This trial is active, not recruiting.

Condition malaria
Treatments fosmidomycin, azithromycin
Phase phase 2
Sponsor Jomaa Pharma GmbH
Collaborator Mahidol University
Start date November 2008
End date October 2009
Trial size 43 participants
Trial identifier NCT01464125, JP011


The aim of this study is to evaluate the role of azithromycin as a possible combination partner for fosmidomycin to protect it from its susceptibility to recrudescent infections when used as monotherapy for acute Plasmodium falciparum malaria while retaining its excellent safety profile.

United States No locations recruiting
Other Countries No locations recruiting

Study Design

Allocation non-randomized
Endpoint classification efficacy study
Intervention model single group assignment
Masking open label
Primary purpose treatment
Open label single arm concurrent administration of fosmidomycin and azithromycin.
Fosmidomycin sodium capsules 450 mg x 4 twelve-hourly for three days
Azithromycin capsules 250 mg x 3 twelve-hourly for three days

Primary Outcomes

day 28 cure rate of >95%
time frame: 12 months
Safety and Tolerance
time frame: 12 months
Day 7 cure rate of 100%
time frame: 12 months

Secondary Outcomes

Blood samples at 0,1,2,3,4,6,8,12,14,18,24, 26,30,36,38,42,48,50,54,60,62,66,72,78,84,90,96,108,120,144.168.240 hours
time frame: 12 months
PCR corrected cure rates
time frame: 12 months

Eligibility Criteria

Male or female participants from 15 years up to 55 years old.

Inclusion Criteria: - male and female subjects aged 15 to 55 years - body mass index ≥ 18.5kg/M2 - uncomplicated P falciparum malaria with acute manifestations - asexual parasitaemia between 500uL and 100,000uL - ability to tolerate oral therapy - able to give informed signed consent Exclusion Criteria: - signs of severe malaria, according to WHO criteria - body mass index ≤ 18.5 kg/M2 - pregnancy by history or by positive urine test - lactation - mixed plasmodial infection - concomitant disease masking assessment of response, including diabetes, uncontrolled hypertension, heart failure, hepatic dysfunction (alanine-amino transferase > 150 U/L), renal impairment (creatinine > 125 umol/L or 3 mg/dl), haemoglobin < 8g/dl, white cell count > 12000/uL - anti-malarial treatment within previous 28 days - symptomatic AIDS

Additional Information

Official title Evaluation of Fosmidomycin and Azithromycin When Administered Concurrently to Adult Subjects With Acute Uncomplicated Plasmodium Falciparum Malaria
Principal investigator Srivicha Krudsood, Prof
Description The scientific rationale for the use of this combination is to inhibit the ability of the parasite to synthesise isoprenoids, as precursors of many essential compounds including sterols, carotenoids and ubiquinones.
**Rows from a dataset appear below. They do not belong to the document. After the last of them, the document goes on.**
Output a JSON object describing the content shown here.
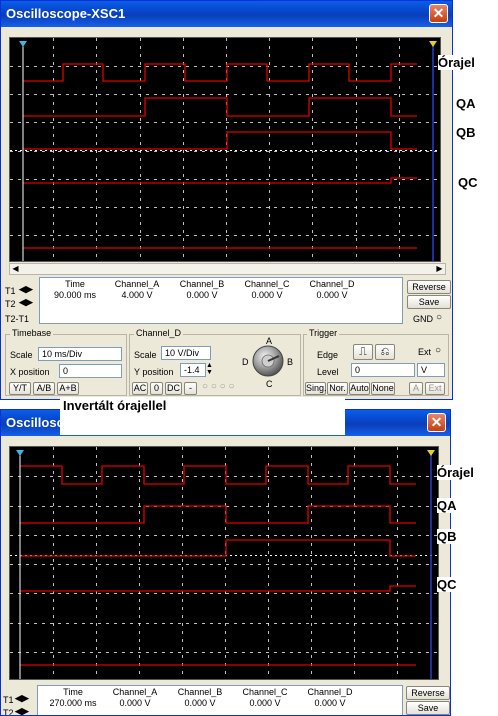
{
  "window1": {
    "title": "Oscilloscope-XSC1",
    "close_glyph": "✕",
    "readout": {
      "headers": [
        "Time",
        "Channel_A",
        "Channel_B",
        "Channel_C",
        "Channel_D"
      ],
      "t1": [
        "90.000 ms",
        "4.000 V",
        "0.000 V",
        "0.000 V",
        "0.000 V"
      ],
      "t2": [
        "",
        "",
        "",
        "",
        ""
      ],
      "t2t1": [
        "",
        "",
        "",
        "",
        ""
      ]
    },
    "row_labels": {
      "t1": "T1",
      "t2": "T2",
      "t2t1": "T2-T1"
    },
    "buttons": {
      "reverse": "Reverse",
      "save": "Save",
      "gnd": "GND"
    },
    "timebase": {
      "label": "Timebase",
      "scale_label": "Scale",
      "scale_value": "10 ms/Div",
      "xpos_label": "X position",
      "xpos_value": "0",
      "modes": [
        "Y/T",
        "A/B",
        "A+B"
      ]
    },
    "channel": {
      "label": "Channel_D",
      "scale_label": "Scale",
      "scale_value": "10  V/Div",
      "ypos_label": "Y position",
      "ypos_value": "-1.4",
      "coupling": [
        "AC",
        "0",
        "DC",
        "-"
      ],
      "knob_labels": [
        "A",
        "B",
        "C",
        "D"
      ]
    },
    "trigger": {
      "label": "Trigger",
      "edge_label": "Edge",
      "ext_label": "Ext",
      "level_label": "Level",
      "level_value": "0",
      "level_unit": "V",
      "modes": [
        "Sing.",
        "Nor.",
        "Auto",
        "None"
      ],
      "source": [
        "A",
        "Ext"
      ]
    }
  },
  "window2": {
    "title": "Oscillosco",
    "close_glyph": "✕",
    "readout": {
      "headers": [
        "Time",
        "Channel_A",
        "Channel_B",
        "Channel_C",
        "Channel_D"
      ],
      "t1": [
        "270.000 ms",
        "0.000 V",
        "0.000 V",
        "0.000 V",
        "0.000 V"
      ],
      "t2": [
        "",
        "",
        "",
        "",
        ""
      ]
    },
    "row_labels": {
      "t1": "T1",
      "t2": "T2"
    },
    "buttons": {
      "reverse": "Reverse",
      "save": "Save"
    }
  },
  "caption": "Invertált órajellel",
  "labels1": [
    "Órajel",
    "QA",
    "QB",
    "QC"
  ],
  "labels2": [
    "Órajel",
    "QA",
    "QB",
    "QC"
  ],
  "colors": {
    "trace": "#e00000",
    "screen_bg": "#000000",
    "grid": "#ffffff",
    "cursor": "#2b3bd8",
    "titlebar": "#0a4fd6"
  }
}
This is effected through blockade of the non-mevalonate pathway by fosmidomycin as a potent inhibitor of 1-deoxy-D-xylulose 5-phosphate reductoisomerase coupled with targeting of protein biosynthesis by azithromycin through binding to the 50S ribosomal subunit. This mode of action contrasts with the ability of the human host to utilise the mevalonate pathway for isoprenoid synthesis and accounts for the safety profiles of both drugs through the mechanism of selective toxicity. Moreover it affords protection against cross resistance with existing chemotherapeutic agents. The dose of fosmidomycin, equivalent to 30mg/kg twice daily for three days, selected for evaluation in this proof of concept study is derived from the highest dose that was administered in the Phase I safety tolerance studies. While the recommended dose of azithromycin for the treatment of bacterial infections is 250mg daily for three days, higher doses of up to 1500mg daily for three days have been evaluated for the treatment of malaria, in combination with artesunate or quinine.
Trial information was received from ClinicalTrials.gov and was last updated in October 2011.
Information provided to ClinicalTrials.gov by Jomaa Pharma GmbH.